Medicines can be bought; health workers need to be trained first.
This underlines the importance of starting emergency human
resources programmes now, before the growing case
load—resulting from the fact that most people on ART will
stay alive longer, while the number of people in need of ART will
grow—undermines either the quality of ART programmes, or the
performance of health systems.
Without support from the Global Fund, it will be difficult for
Mozambique to develop its own emergency human resources programme.
Bilateral donors are unable to support human resources programmes
that rely on sustained external assistance over decades. The World
Bank is unwilling to use foreign assistance for salaries of health
workers. The IMF is unwilling to stretch ceilings on wage bills,
because commitments from bilateral donors are unreliable. Without
flexibility about these ceilings, bilateral donors cannot support
salaries of doctors and nurses, even if they want to. It is a
The Global Fund is probably the only actor able to break through
this vicious circle. It is the only donor mechanism that benefits
from an explicit endorsement from the international community to
practice a novel approach to sustainability.
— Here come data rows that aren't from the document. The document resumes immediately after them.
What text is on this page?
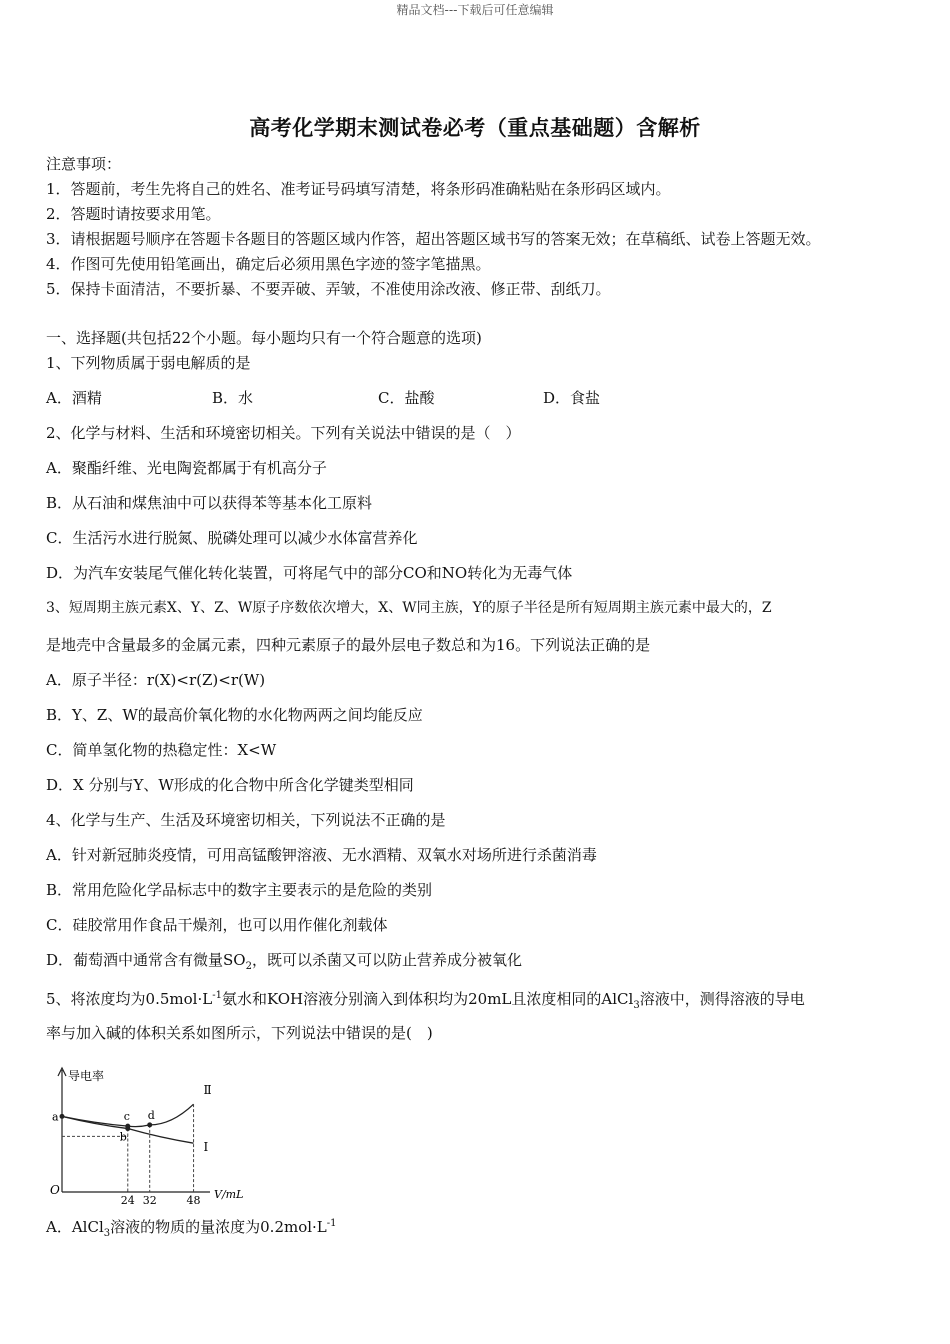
精品文档---下载后可任意编辑
高考化学期末测试卷必考（重点基础题）含解析
注意事项：
1．答题前，考生先将自己的姓名、准考证号码填写清楚，将条形码准确粘贴在条形码区域内。
2．答题时请按要求用笔。
3．请根据题号顺序在答题卡各题目的答题区域内作答，超出答题区域书写的答案无效；在草稿纸、试卷上答题无效。
4．作图可先使用铅笔画出，确定后必须用黑色字迹的签字笔描黑。
5．保持卡面清洁，不要折暴、不要弄破、弄皱，不准使用涂改液、修正带、刮纸刀。
一、选择题(共包括22个小题。每小题均只有一个符合题意的选项)
1、下列物质属于弱电解质的是
A．酒精	B．水	C．盐酸	D．食盐
2、化学与材料、生活和环境密切相关。下列有关说法中错误的是（　）
A．聚酯纤维、光电陶瓷都属于有机高分子
B．从石油和煤焦油中可以获得苯等基本化工原料
C．生活污水进行脱氮、脱磷处理可以减少水体富营养化
D．为汽车安装尾气催化转化装置，可将尾气中的部分CO和NO转化为无毒气体
3、短周期主族元素X、Y、Z、W原子序数依次增大，X、W同主族，Y的原子半径是所有短周期主族元素中最大的，Z
是地壳中含量最多的金属元素，四种元素原子的最外层电子数总和为16。下列说法正确的是
A．原子半径：r(X)<r(Z)<r(W)
B．Y、Z、W的最高价氧化物的水化物两两之间均能反应
C．简单氢化物的热稳定性：X<W
D．X 分别与Y、W形成的化合物中所含化学键类型相同
4、化学与生产、生活及环境密切相关，下列说法不正确的是
A．针对新冠肺炎疫情，可用高锰酸钾溶液、无水酒精、双氧水对场所进行杀菌消毒
B．常用危险化学品标志中的数字主要表示的是危险的类别
C．硅胶常用作食品干燥剂，也可以用作催化剂载体
D．葡萄酒中通常含有微量$SO_2$，既可以杀菌又可以防止营养成分被氧化
5、将浓度均为$0.5mol\cdot L^{-1}$氨水和KOH溶液分别滴入到体积均为20mL且浓度相同的AlCl$_3$溶液中，测得溶液的导电
率与加入碱的体积关系如图所示，下列说法中错误的是(　)
导电率
V/mL
O
Ⅰ
Ⅱ
24 32	48
a
b
c d
A．AlCl$_3$溶液的物质的量浓度为$0.2mol\cdot L^{-1}$
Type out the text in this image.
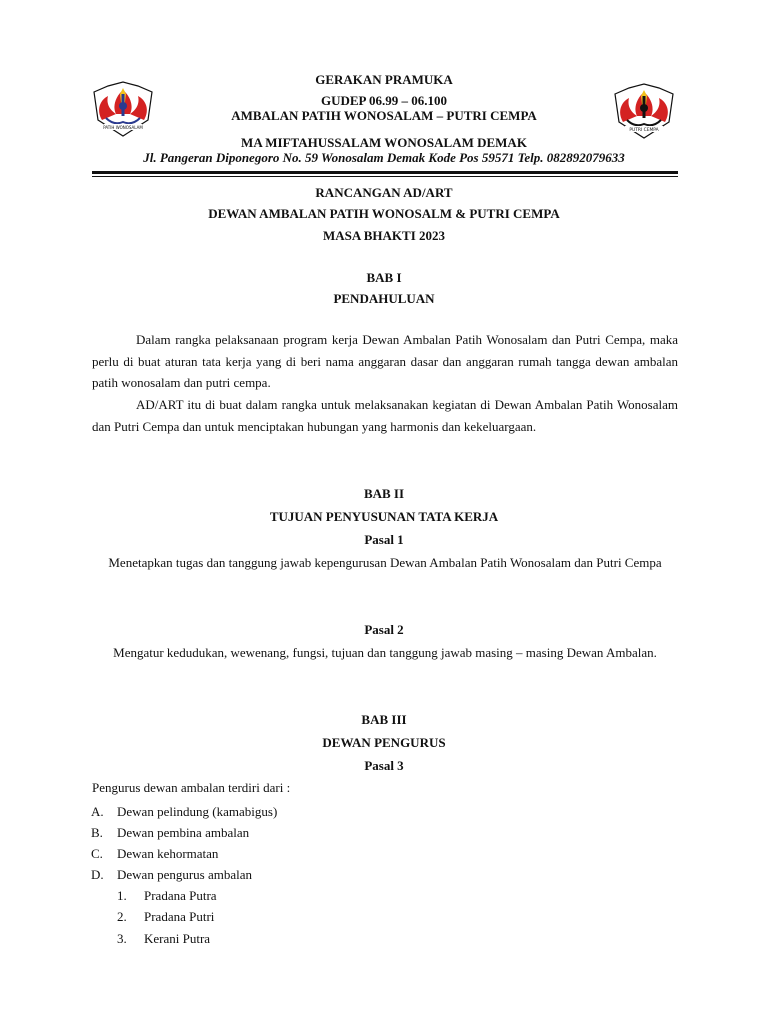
PATIH WONOSALAM
PUTRI CEMPA
GERAKAN PRAMUKA
GUDEP 06.99 – 06.100
AMBALAN PATIH WONOSALAM – PUTRI CEMPA
MA MIFTAHUSSALAM WONOSALAM DEMAK
Jl. Pangeran Diponegoro No. 59 Wonosalam Demak Kode Pos 59571 Telp. 082892079633
RANCANGAN AD/ART
DEWAN AMBALAN PATIH WONOSALM & PUTRI CEMPA
MASA BHAKTI 2023
BAB I
PENDAHULUAN
Dalam rangka pelaksanaan program kerja Dewan Ambalan Patih Wonosalam dan Putri Cempa, maka perlu di buat aturan tata kerja yang di beri nama anggaran dasar dan anggaran rumah tangga dewan ambalan patih wonosalam dan putri cempa.
AD/ART itu di buat dalam rangka untuk melaksanakan kegiatan di Dewan Ambalan Patih Wonosalam dan Putri Cempa dan untuk menciptakan hubungan yang harmonis dan kekeluargaan.
BAB II
TUJUAN PENYUSUNAN TATA KERJA
Pasal 1
Menetapkan tugas dan tanggung jawab kepengurusan Dewan Ambalan Patih Wonosalam dan Putri Cempa
Pasal 2
Mengatur kedudukan, wewenang, fungsi, tujuan dan tanggung jawab masing – masing Dewan Ambalan.
BAB III
DEWAN PENGURUS
Pasal 3
Pengurus dewan ambalan terdiri dari :
A. Dewan pelindung (kamabigus)
B. Dewan pembina ambalan
C. Dewan kehormatan
D. Dewan pengurus ambalan
1. Pradana Putra
2. Pradana Putri
3. Kerani Putra
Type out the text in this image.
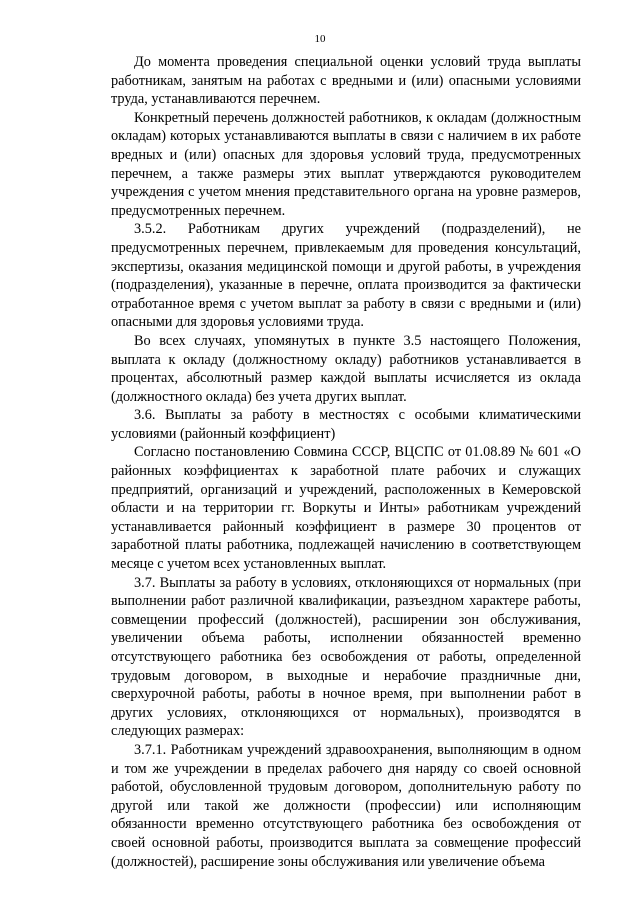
10

До момента проведения специальной оценки условий труда выплаты работникам, занятым на работах с вредными и (или) опасными условиями труда, устанавливаются перечнем.

Конкретный перечень должностей работников, к окладам (должностным окладам) которых устанавливаются выплаты в связи с наличием в их работе вредных и (или) опасных для здоровья условий труда, предусмотренных перечнем, а также размеры этих выплат утверждаются руководителем учреждения с учетом мнения представительного органа на уровне размеров, предусмотренных перечнем.

3.5.2. Работникам других учреждений (подразделений), не предусмотренных перечнем, привлекаемым для проведения консультаций, экспертизы, оказания медицинской помощи и другой работы, в учреждения (подразделения), указанные в перечне, оплата производится за фактически отработанное время с учетом выплат за работу в связи с вредными и (или) опасными для здоровья условиями труда.

Во всех случаях, упомянутых в пункте 3.5 настоящего Положения, выплата к окладу (должностному окладу) работников устанавливается в процентах, абсолютный размер каждой выплаты исчисляется из оклада (должностного оклада) без учета других выплат.

3.6. Выплаты за работу в местностях с особыми климатическими условиями (районный коэффициент)

Согласно постановлению Совмина СССР, ВЦСПС от 01.08.89 № 601 «О районных коэффициентах к заработной плате рабочих и служащих предприятий, организаций и учреждений, расположенных в Кемеровской области и на территории гг. Воркуты и Инты» работникам учреждений устанавливается районный коэффициент в размере 30 процентов от заработной платы работника, подлежащей начислению в соответствующем месяце с учетом всех установленных выплат.

3.7. Выплаты за работу в условиях, отклоняющихся от нормальных (при выполнении работ различной квалификации, разъездном характере работы, совмещении профессий (должностей), расширении зон обслуживания, увеличении объема работы, исполнении обязанностей временно отсутствующего работника без освобождения от работы, определенной трудовым договором, в выходные и нерабочие праздничные дни, сверхурочной работы, работы в ночное время, при выполнении работ в других условиях, отклоняющихся от нормальных), производятся в следующих размерах:

3.7.1. Работникам учреждений здравоохранения, выполняющим в одном и том же учреждении в пределах рабочего дня наряду со своей основной работой, обусловленной трудовым договором, дополнительную работу по другой или такой же должности (профессии) или исполняющим обязанности временно отсутствующего работника без освобождения от своей основной работы, производится выплата за совмещение профессий (должностей), расширение зоны обслуживания или увеличение объема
But donors must give the Global Fund the resources to do so. As one
of us argued in a previous article, it is feasible to turn the
Global Fund into a world health insurance, funded by rich countries
in accordance with their wealth, and creating rights for poor
countries to obtain assistance in accordance with their needs . It
would allow individual donors to overcome their inability to make
commitments beyond the term of their governments, because their
contributions would be compulsory. (This is not a heresy. Many
bilateral donors consider their contributions to the World Bank as
compulsory. This can be achieved for contributions to the Global
Fund.) Furthermore, the pooling of resources by many donors would
increase continuity: if one donor reduces its contribution, another
donor could compensate.
And that is exactly what countries like Mozambique need to increase
their health workforce: sustained assistance.